On the non-recursive dynamic control for uncertain nonlinear systems

This paper presents a non-recursive tracking control for systems under the presence of mismatched disturbances. Firstly, through integrating a series of extended state observers (ESO) for the dynamics at each order, the uncertainties and their corresponding order derivatives can be estimated accurately within finite time. Then through utilizing all the estimations of ESOs and taking advantages of the homogeneous system theory, a non-recursive control works to guarantee the finite-time stability in a concise manner. This kind of non-recursive design framework is conducive to cost-saving and promoting practical implementations, detached from the determination of a series of virtual controllers.

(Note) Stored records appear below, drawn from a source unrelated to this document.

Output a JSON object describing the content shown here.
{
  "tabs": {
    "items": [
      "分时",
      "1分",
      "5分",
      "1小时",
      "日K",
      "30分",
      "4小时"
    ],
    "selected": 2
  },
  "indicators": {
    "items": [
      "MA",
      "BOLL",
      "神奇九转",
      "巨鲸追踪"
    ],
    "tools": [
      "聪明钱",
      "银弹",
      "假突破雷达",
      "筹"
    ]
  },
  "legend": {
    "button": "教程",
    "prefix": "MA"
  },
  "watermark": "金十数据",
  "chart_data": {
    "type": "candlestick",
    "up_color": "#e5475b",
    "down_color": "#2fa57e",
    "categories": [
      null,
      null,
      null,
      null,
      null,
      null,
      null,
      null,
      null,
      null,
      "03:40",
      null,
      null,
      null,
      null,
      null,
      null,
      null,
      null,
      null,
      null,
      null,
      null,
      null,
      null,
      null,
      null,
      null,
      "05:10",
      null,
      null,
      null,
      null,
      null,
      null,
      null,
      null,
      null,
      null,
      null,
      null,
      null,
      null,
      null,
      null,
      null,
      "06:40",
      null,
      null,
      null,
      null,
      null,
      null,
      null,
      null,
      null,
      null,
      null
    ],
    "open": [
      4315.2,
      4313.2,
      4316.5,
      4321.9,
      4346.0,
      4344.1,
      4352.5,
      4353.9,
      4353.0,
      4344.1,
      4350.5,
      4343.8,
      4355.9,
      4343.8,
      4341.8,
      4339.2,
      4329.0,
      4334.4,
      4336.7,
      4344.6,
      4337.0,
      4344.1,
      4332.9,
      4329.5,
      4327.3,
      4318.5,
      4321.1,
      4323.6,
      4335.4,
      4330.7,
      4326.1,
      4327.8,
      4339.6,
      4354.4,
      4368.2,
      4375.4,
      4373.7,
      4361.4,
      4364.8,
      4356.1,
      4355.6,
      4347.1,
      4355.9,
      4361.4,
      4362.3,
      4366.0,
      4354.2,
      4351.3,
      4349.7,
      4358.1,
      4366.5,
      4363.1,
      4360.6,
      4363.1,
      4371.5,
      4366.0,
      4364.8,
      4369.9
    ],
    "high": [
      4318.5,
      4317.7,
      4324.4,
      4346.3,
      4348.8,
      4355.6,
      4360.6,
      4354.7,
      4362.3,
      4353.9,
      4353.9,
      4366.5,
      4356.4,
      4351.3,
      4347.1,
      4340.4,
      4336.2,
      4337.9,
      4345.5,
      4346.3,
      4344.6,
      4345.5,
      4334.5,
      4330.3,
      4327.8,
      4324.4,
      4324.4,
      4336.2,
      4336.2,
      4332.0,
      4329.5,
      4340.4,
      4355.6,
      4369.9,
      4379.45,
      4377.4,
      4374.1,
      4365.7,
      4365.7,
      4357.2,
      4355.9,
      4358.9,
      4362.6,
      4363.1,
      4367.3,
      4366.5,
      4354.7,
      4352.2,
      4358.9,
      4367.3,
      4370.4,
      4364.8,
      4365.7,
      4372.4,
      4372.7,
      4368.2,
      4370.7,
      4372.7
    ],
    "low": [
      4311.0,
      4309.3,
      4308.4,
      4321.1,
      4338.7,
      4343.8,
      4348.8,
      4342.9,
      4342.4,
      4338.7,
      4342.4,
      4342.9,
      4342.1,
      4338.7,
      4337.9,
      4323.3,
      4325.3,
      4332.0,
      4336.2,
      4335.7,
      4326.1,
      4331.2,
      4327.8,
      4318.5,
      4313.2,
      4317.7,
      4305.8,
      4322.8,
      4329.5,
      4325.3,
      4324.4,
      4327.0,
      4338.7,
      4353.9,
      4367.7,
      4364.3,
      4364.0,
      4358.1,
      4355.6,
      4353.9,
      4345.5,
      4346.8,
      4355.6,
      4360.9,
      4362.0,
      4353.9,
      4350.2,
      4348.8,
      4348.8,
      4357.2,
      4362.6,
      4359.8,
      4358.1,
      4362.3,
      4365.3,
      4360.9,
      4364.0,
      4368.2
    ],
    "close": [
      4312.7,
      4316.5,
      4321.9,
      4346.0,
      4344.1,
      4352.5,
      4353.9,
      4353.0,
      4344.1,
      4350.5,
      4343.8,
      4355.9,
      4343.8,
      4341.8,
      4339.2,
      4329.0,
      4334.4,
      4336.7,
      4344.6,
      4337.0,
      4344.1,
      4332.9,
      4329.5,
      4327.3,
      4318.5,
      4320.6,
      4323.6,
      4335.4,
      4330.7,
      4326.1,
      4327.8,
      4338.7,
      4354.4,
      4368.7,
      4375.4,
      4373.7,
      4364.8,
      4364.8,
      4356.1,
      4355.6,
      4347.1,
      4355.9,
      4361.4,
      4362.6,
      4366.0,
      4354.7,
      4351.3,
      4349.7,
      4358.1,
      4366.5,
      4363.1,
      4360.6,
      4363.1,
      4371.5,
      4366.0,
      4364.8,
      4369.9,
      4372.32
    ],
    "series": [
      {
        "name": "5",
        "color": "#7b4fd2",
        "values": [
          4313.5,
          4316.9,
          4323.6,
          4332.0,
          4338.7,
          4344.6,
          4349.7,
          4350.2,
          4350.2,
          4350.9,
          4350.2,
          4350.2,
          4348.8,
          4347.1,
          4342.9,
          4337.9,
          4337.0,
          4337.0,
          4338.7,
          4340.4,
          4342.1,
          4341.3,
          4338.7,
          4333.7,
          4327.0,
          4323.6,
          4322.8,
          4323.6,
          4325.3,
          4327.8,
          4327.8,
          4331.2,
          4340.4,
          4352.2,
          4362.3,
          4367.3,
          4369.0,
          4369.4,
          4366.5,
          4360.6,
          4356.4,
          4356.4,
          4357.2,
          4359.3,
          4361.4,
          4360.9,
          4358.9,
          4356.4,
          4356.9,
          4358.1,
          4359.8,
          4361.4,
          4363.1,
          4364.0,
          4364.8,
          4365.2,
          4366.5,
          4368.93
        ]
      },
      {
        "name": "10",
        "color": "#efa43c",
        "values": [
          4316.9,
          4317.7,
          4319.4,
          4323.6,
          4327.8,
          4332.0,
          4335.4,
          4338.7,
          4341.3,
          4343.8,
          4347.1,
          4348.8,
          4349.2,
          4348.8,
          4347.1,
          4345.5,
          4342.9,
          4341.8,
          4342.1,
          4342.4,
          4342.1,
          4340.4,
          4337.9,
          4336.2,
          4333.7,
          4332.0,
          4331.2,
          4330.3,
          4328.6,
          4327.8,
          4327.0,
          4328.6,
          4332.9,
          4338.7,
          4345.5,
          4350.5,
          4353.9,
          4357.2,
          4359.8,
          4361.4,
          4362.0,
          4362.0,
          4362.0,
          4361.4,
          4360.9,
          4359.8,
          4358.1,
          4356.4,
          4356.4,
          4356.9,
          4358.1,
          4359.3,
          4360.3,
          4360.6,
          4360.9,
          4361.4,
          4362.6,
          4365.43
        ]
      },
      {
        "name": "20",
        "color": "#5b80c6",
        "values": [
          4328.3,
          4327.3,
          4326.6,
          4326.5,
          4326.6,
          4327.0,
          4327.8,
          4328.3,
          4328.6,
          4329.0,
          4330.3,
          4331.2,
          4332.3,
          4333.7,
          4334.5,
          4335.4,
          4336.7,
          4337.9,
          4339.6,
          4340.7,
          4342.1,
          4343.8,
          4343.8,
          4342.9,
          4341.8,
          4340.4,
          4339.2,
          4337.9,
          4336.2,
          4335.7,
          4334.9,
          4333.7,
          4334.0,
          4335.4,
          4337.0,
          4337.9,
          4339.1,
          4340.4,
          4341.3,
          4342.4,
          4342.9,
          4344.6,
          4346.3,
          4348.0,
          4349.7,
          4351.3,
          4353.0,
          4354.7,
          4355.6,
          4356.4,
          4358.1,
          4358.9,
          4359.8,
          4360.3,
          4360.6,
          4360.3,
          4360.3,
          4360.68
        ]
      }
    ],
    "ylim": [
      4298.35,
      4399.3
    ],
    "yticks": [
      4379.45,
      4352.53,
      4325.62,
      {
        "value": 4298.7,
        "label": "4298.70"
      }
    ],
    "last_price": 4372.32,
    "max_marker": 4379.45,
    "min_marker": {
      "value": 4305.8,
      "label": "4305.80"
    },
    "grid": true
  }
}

Additionally, to employ the time-varying scaling gain for better tracking performance, two kinds of forms, namely the adaptive tuning and implicit-Lyapunov-function (ILF)-based tuning laws, have been proposed to speed up the convergence rate and increase the tracking accuracy. Finally, numerical example results are presented to illustrate the performance of the proposed control scheme.

Automated summary

This paper presents a non-recursive tracking control method for systems with mismatched disturbances. By integrating extended state observers (ESO), the uncertainties and their derivatives can be accurately estimated within finite time. A non-recursive control design framework is proposed to ensure finite-time stability, which eliminates the need for a series of virtual controllers. Two forms of time-varying scaling gain are proposed to improve tracking performance. Numerical example results are provided to demonstrate the effectiveness of the proposed control scheme.